Nos pareció más significativo que otros títulos vinculados con
la sangre, el hierro, las armas, el fuego. Si poníamos esos títulos
estábamos de alguna manera siendo operados por la idea dominante
sobre la época.
-EA: La Voluntad permite muchas lecturas, porque en esos años había un latiguillo
que era el "voluntarismo" como sinónimo de ignorancia de los factores
objetivos, dicho en términos de época.
-MC: Es un título curioso porque hace una referencia muy fuerte
a los 70 claramente desde los 90. Porque la voluntad no era un
dato central. El mundo no iba a cambiar porque la gente hubiese
decidido eso, iba a cambiar porque el socialismo científico determinaba
que estaba encaminado hacia el cambio. Esa voluntad era necesaria
para ayudar a que la historia realizara sus propias potencialidades
que estaban escritas en la conciencia del pueblo.
-¿Por qué creen que, a pesar del discurso dominante, no hay libros
sobre esa etapa desde el otro lado de la trinchera?
-MC: Se me ocurre una idea malévola: aquellos a quienes toda esa
historia benefició, mantuvo o afirmó en el poder prefieren que
no se menee mucho todo eso. Si alguien desde el poder se pone
a contar del año 76 en adelante, tendría que explicar cómo participó
la mayoría de los que ahora tienen el poder en la Argentina.
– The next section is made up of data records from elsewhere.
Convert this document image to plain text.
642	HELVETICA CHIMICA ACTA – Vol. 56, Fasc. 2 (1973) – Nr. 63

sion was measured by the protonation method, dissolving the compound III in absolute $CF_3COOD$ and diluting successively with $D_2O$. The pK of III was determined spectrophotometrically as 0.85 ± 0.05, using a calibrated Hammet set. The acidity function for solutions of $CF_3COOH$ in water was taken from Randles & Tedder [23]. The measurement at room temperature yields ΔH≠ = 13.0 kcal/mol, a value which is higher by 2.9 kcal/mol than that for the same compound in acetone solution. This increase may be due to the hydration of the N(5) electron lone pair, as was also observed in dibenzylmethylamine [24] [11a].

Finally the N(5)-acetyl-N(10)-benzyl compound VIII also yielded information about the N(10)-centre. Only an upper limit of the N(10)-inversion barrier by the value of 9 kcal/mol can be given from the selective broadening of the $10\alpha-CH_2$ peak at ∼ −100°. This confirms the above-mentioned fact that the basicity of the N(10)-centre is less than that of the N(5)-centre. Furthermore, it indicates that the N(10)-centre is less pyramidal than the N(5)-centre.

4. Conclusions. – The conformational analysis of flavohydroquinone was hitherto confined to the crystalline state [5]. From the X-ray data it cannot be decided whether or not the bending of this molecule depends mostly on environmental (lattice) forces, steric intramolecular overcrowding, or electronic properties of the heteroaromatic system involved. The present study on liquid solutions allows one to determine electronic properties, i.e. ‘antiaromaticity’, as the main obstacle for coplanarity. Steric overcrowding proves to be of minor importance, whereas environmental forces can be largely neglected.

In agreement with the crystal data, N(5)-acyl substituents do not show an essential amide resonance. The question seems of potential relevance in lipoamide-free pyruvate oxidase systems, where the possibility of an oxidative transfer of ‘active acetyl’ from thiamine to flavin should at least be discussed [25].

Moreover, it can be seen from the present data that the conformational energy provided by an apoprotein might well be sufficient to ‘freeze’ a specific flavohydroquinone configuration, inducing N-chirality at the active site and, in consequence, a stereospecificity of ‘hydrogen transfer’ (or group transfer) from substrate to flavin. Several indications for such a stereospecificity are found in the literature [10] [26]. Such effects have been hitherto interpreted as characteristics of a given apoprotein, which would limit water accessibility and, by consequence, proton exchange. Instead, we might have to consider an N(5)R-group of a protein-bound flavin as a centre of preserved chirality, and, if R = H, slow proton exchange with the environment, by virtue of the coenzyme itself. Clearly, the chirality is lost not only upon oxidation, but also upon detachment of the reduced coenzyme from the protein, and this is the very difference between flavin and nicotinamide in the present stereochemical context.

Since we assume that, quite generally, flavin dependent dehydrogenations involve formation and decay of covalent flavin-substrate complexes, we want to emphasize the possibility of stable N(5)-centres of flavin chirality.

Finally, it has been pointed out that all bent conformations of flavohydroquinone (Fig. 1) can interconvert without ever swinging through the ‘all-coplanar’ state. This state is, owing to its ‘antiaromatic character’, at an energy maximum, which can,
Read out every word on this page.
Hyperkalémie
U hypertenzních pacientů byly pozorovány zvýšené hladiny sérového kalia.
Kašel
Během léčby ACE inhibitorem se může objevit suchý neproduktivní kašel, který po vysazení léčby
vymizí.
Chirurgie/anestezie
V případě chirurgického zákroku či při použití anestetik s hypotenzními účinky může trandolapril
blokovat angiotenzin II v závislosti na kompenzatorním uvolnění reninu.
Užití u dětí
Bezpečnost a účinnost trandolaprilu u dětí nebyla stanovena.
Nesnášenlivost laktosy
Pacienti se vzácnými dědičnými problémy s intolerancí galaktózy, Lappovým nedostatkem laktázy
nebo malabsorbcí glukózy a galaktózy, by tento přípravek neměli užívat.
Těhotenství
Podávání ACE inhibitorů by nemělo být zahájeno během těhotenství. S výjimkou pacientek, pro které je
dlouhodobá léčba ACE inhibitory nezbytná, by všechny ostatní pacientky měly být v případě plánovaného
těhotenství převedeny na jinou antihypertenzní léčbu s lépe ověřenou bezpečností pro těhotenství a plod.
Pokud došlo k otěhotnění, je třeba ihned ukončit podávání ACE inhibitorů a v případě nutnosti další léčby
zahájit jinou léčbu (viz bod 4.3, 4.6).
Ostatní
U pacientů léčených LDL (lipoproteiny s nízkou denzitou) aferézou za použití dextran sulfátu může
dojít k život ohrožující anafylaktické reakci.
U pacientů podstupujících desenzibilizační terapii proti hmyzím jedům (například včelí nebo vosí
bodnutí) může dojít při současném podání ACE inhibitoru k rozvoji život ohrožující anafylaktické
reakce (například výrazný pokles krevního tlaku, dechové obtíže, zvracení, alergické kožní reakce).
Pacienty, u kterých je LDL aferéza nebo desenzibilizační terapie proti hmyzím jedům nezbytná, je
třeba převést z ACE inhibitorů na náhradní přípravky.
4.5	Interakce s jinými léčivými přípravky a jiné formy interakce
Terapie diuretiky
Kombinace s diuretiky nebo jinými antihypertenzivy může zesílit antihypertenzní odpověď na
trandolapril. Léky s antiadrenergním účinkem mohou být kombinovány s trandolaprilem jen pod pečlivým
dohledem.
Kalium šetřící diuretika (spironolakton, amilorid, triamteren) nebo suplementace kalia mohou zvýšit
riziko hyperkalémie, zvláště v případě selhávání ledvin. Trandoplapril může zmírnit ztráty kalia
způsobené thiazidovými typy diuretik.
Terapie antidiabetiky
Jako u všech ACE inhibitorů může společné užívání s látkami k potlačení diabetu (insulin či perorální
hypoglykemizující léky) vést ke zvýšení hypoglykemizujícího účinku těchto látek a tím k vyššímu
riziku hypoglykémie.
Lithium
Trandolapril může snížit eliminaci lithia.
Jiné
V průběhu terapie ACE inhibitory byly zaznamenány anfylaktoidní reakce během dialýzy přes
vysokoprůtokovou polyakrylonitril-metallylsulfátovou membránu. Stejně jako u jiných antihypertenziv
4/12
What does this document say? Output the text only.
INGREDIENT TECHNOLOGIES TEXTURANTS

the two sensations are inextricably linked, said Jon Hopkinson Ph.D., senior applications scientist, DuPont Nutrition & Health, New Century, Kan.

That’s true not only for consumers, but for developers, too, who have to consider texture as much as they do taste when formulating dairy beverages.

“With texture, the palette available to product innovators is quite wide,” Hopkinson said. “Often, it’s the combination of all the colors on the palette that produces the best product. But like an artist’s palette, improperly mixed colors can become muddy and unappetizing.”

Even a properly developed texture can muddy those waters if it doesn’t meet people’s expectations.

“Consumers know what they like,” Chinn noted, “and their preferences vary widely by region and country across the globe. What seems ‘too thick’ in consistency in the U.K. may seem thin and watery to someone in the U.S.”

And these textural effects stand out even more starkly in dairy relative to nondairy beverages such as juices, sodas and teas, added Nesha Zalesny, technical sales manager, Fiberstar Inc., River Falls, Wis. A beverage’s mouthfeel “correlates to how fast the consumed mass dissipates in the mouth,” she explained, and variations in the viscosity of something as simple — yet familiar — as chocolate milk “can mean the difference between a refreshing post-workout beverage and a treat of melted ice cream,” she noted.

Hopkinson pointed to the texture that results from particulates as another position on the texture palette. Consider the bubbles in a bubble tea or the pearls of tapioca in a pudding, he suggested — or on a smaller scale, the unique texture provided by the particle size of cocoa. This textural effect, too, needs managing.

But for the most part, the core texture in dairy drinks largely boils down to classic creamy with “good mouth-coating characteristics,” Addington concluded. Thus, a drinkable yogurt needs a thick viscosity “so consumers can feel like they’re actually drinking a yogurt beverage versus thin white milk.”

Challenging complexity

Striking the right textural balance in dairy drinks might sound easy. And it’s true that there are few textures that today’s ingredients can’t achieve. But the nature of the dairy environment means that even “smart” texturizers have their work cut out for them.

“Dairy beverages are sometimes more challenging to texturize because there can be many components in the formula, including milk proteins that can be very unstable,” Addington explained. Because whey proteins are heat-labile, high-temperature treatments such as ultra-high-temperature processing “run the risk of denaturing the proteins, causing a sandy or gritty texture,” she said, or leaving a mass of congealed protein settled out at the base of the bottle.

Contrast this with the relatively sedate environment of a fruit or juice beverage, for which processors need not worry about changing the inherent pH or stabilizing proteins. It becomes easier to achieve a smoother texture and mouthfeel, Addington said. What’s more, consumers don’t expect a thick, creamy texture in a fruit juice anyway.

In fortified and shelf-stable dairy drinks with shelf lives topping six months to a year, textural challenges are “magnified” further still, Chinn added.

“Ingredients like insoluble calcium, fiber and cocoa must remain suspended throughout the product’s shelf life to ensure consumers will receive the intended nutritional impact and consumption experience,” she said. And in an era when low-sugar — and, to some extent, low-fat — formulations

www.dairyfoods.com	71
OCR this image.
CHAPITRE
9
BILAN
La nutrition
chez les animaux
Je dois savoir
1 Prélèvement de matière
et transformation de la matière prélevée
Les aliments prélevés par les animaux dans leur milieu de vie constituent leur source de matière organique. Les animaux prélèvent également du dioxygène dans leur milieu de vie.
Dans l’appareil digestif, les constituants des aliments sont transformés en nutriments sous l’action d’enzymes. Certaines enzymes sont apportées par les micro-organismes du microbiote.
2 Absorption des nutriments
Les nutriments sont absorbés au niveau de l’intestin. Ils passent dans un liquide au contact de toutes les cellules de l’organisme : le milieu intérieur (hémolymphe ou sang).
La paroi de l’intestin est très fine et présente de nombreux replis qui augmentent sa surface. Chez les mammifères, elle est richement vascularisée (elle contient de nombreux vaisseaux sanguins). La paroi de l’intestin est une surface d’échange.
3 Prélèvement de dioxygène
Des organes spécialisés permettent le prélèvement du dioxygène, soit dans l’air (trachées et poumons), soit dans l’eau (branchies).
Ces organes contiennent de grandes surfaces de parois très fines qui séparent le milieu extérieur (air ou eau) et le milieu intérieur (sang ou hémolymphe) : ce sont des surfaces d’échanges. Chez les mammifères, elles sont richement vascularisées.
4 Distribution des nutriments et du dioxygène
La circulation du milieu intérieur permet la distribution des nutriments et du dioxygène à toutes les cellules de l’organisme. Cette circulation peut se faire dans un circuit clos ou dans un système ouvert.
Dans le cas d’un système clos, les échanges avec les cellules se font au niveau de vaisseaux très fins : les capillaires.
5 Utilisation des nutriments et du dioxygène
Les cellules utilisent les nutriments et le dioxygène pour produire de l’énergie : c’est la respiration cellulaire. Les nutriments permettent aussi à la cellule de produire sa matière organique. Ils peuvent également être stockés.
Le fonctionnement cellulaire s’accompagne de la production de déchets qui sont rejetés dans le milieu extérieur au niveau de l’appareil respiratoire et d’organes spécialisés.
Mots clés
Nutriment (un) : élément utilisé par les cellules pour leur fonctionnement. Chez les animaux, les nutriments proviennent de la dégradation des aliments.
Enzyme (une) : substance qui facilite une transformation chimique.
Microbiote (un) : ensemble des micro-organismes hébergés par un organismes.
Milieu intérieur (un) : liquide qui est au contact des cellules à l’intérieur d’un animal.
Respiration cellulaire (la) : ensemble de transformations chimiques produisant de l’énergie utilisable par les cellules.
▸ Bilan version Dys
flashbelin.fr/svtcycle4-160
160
-Del primer tomo de La Voluntad dijeron que era un homenaje "a la memoria olvidada de esos años
de lucha". El segundo les pareció "incómodo porque nadie salía
bien parado" ¿Cómo es éste?
-EA: Doloroso. Uno está tentado a deshumanizar a una buena parte
de las personas que en este mismo territorio del país vivieron
y siguen viviendo.
-¿Es el último tomo de La Voluntad?
-MC: Sí.
-EA: Hay muchos motivos para que no haya otro.
-¿Cuáles?
-MC: El 78, y sobre todo el Mundial es un cierre lógico. A partir
de allí, de la militancia revolucionaria de los 70 sólo quedaron
flecos deshilachados.
-EA: Es que, a partir de ese momento, las historias dejan de tener
relación entre sí. En el 78, de este muestreo de personas que
nosotros tomamos, muchos están muertos, otros en el exilio, presos
y en campos de concentración, y su conexión no tiene puntos de
referencia. Entre otras cosas porque los mismos agrupamientos
y organizaciones, resultantes de esa militancia revolucionaria,
van desapareciendo.
-MC: Yo creo que ya llegó la hora de olvidar los setenta. Durante
muchos años hablamos de la represión y de las víctimas y de las
torturas y de los asesinatos. Y lo que hicimos fue pedir aparición
con vida, o juicio y castigo a los culpables, o que se aclarara
de alguna manera toda esa violencia. Y eso tiñó la mayor parte
de la movilización social en la Argentina reciente. Las grandes
marchas y concentraciones tuvieron que ver con eso, con pedir
por los desaparecidos o por María Soledad, o Cabezas, o Bulacio...
El salir a pedir por nuestros muertos sigue siendo la forma básica
de movilización en la Argentina contemporánea. Creo que es la
última derrota que nos inflingieron los militares: que, 15 o 20
años después, todavía sigamos saliendo a la calle para pedir por
nuestros muertos, cuando los vivos están muy jodidos.